“This is one of those canvases that I need a month to recover from before I can continue!” Lorian Gwynn speaks passionately about her work, and with humor, as if she were talking about family. She dislikes fixed structures, but still manages to create her own personal and contemporary order precisely from the chaos that the everyday brings. Her work revolves around intuition, chance, and the discovery of unexpected connections. Her images conjure up reality as layered and dynamic, like a stream of experiences. This also means, as she puts it, that her works are sometimes rebellious, imposing their own rules on the artist. The answer to this unruliness is: looking at the image, over and over and over again. Her paintings emerge from a process she sees more as breathing than as a plan. “I begin with several layers of gesso, followed by acrylic paint, to de-emphasize the white canvas. The blank surface isn’t a void, but a silence that first needs to be softened. By applying layers, the canvas can already begin to live, breathe, develop a skin. This creates the space for me to begin, a place where time can slowly settle.”
In her first solo exhibition at the gallery, we present a series of recent works, mostly portraits.

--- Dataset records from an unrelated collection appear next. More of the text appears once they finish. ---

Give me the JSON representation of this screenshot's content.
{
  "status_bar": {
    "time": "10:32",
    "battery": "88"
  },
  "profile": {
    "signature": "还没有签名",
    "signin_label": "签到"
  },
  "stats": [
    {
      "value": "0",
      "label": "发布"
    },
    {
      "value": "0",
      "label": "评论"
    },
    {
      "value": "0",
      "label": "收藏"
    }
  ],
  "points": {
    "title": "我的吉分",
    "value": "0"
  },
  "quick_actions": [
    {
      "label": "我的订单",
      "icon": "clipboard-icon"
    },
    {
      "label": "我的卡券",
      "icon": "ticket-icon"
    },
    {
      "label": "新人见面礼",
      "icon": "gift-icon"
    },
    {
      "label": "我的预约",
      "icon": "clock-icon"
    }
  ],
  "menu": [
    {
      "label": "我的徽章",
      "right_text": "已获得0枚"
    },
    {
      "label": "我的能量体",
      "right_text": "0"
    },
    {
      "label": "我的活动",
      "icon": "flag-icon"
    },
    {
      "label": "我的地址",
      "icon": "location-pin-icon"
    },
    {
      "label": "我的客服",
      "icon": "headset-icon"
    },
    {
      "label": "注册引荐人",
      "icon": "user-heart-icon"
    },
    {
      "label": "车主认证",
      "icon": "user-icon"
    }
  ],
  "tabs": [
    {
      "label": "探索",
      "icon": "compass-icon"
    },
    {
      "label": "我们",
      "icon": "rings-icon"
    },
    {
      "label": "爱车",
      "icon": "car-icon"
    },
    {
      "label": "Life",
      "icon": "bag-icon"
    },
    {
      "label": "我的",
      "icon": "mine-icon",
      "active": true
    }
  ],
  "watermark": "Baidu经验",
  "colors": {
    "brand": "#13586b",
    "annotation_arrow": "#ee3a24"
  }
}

Guided by her intuition, Gwynn essentially explores the physical and psychological realities of human existence through painting. For the smaller portraits, she used people from her inner circle as models, sometimes using a photograph as a starting point. Gwynn: “The better I know someone, the less guidance I need. A glance, a small movement, unfolds in thin layers of oil paint. Sometimes I get to know someone better by painting them; sometimes, the process primarily helps me realize how I see others. What I find beautiful is always searching and feeling that there is no absolute truth or finish line.”

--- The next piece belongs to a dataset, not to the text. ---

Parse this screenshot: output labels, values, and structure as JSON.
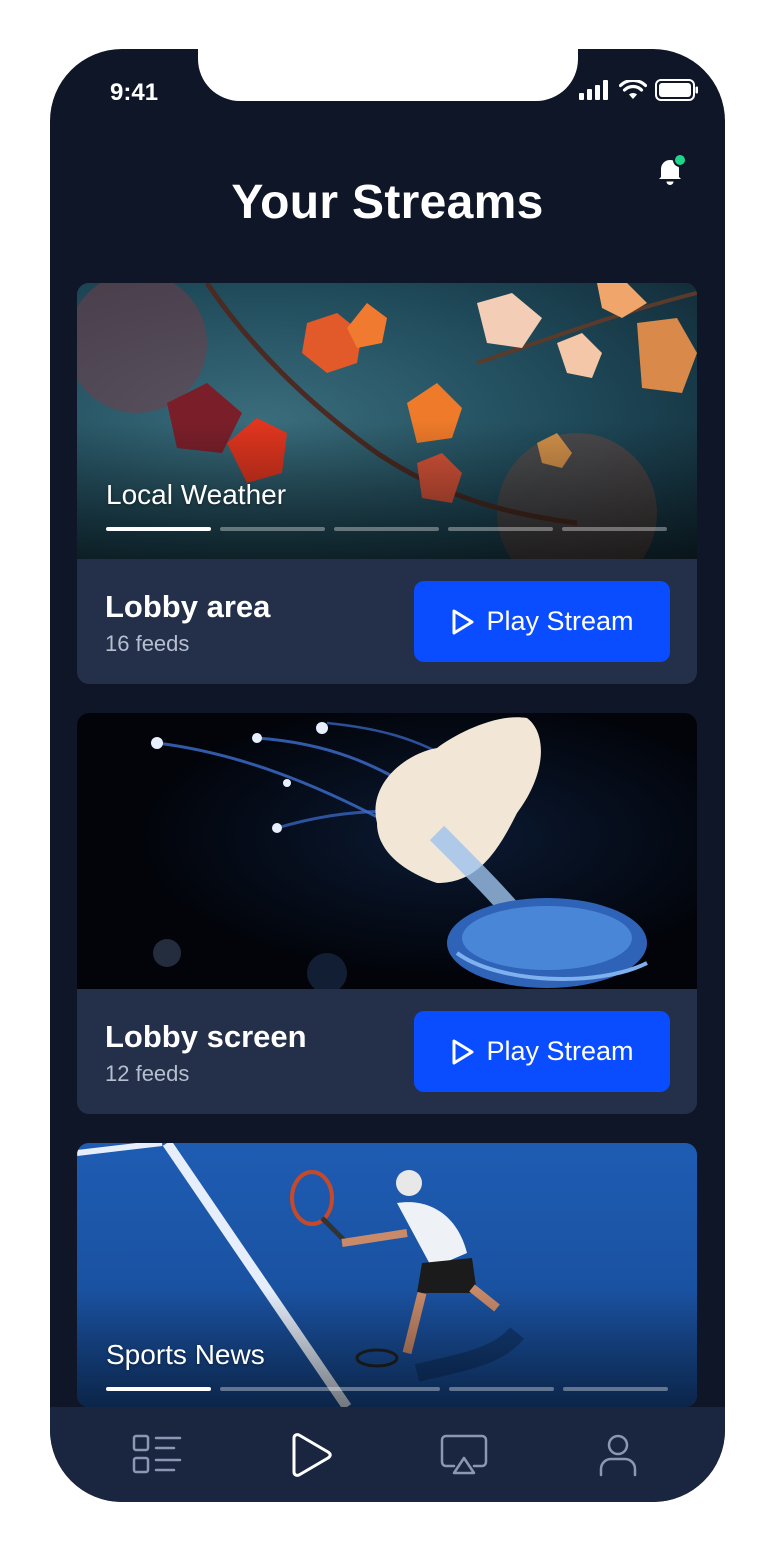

Gwynn’s portraits are part of a long painterly tradition. Her expressive painting does originate from a linear search for resemblance to an individual. Yet, in their transparent layering, they ultimately reveal a contemporary, fragmented, and cinematic perspective. Gwynn has the ability to draw the viewer into the construction of her evocative and poetic fiction. She says that the present is central to her work. By this, she means the moments shared with loved ones and friends, the turmoil of daily life, but also larger, more general, and current themes such as the idea of transformation and connection. What Lingers, What Shifts explores the expressive power of the painted image in the face of continuous change.

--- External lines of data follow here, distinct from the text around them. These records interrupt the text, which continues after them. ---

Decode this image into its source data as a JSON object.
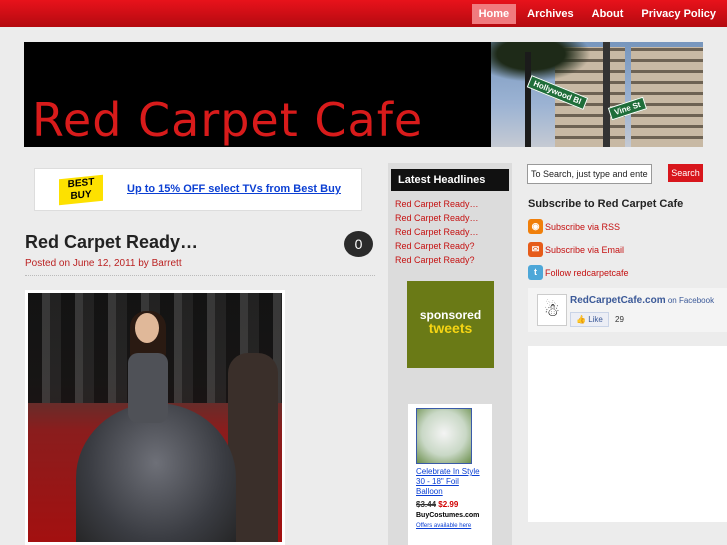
{
  "nav": {
    "items": [
      {
        "label": "Home",
        "active": true
      },
      {
        "label": "Archives",
        "active": false
      },
      {
        "label": "About",
        "active": false
      },
      {
        "label": "Privacy Policy",
        "active": false
      }
    ]
  },
  "header": {
    "site_title": "Red Carpet Cafe",
    "street_sign_1": "Hollywood Bl",
    "street_sign_2": "Vine St"
  },
  "ad": {
    "brand_line1": "BEST",
    "brand_line2": "BUY",
    "link_text": "Up to 15% OFF select TVs from Best Buy"
  },
  "post": {
    "title": "Red Carpet Ready…",
    "comment_count": "0",
    "meta_prefix": "Posted on ",
    "date": "June 12, 2011",
    "meta_by": " by ",
    "author": "Barrett"
  },
  "headlines": {
    "title": "Latest Headlines",
    "items": [
      "Red Carpet Ready…",
      "Red Carpet Ready…",
      "Red Carpet Ready…",
      "Red Carpet Ready?",
      "Red Carpet Ready?"
    ]
  },
  "sponsored": {
    "line1": "sponsored",
    "line2": "tweets"
  },
  "product_ad": {
    "link": "Celebrate In Style 30 - 18\" Foil Balloon",
    "old_price": "$3.44",
    "new_price": "$2.99",
    "store": "BuyCostumes.com",
    "offers": "Offers available here"
  },
  "search": {
    "placeholder": "To Search, just type and ente",
    "button_label": "Search"
  },
  "subscribe": {
    "title": "Subscribe to Red Carpet Cafe",
    "rss": "Subscribe via RSS",
    "email": "Subscribe via Email",
    "twitter": "Follow redcarpetcafe"
  },
  "facebook": {
    "page_name": "RedCarpetCafe.com",
    "suffix": " on Facebook",
    "like_label": "Like",
    "like_count": "29"
  },
  "colors": {
    "brand_red": "#d81b1b",
    "nav_active": "#f07b7f",
    "link_red": "#c51111"
  }
}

Lorian Gwynn was born in 2001 in Utrecht. In 2023, she earned her Bachelor of Fine Art from the HKU in Utrecht, followed by a residency at De Ateliers in Amsterdam. In 2024, she won the Buning Brongers Prize, in 2023 she was nominated for the Royal Award for Modern Painting, and in 2026 she was awarded the Royal Award for Modern Painting. She is nominated for the Schefferprijs 2026 for which the winner will be announced in March 2026. Her work has been included in exhibitions in Amsterdam (2025, Offspring, De Ateliers), The Hague (2025, Residency of the German Embassy), Delden (2025, Museum No Hero), Amsterdam (2024, Arti et Amicitiae), Amsterdam (2023 & 2026 Royal Palace), New York (2025, Jarvis Art), London (2026, upcoming). Paintings by Gwynn are part of the collections of Museum Voorlinden, Museum No Hero, and various (international) private collections.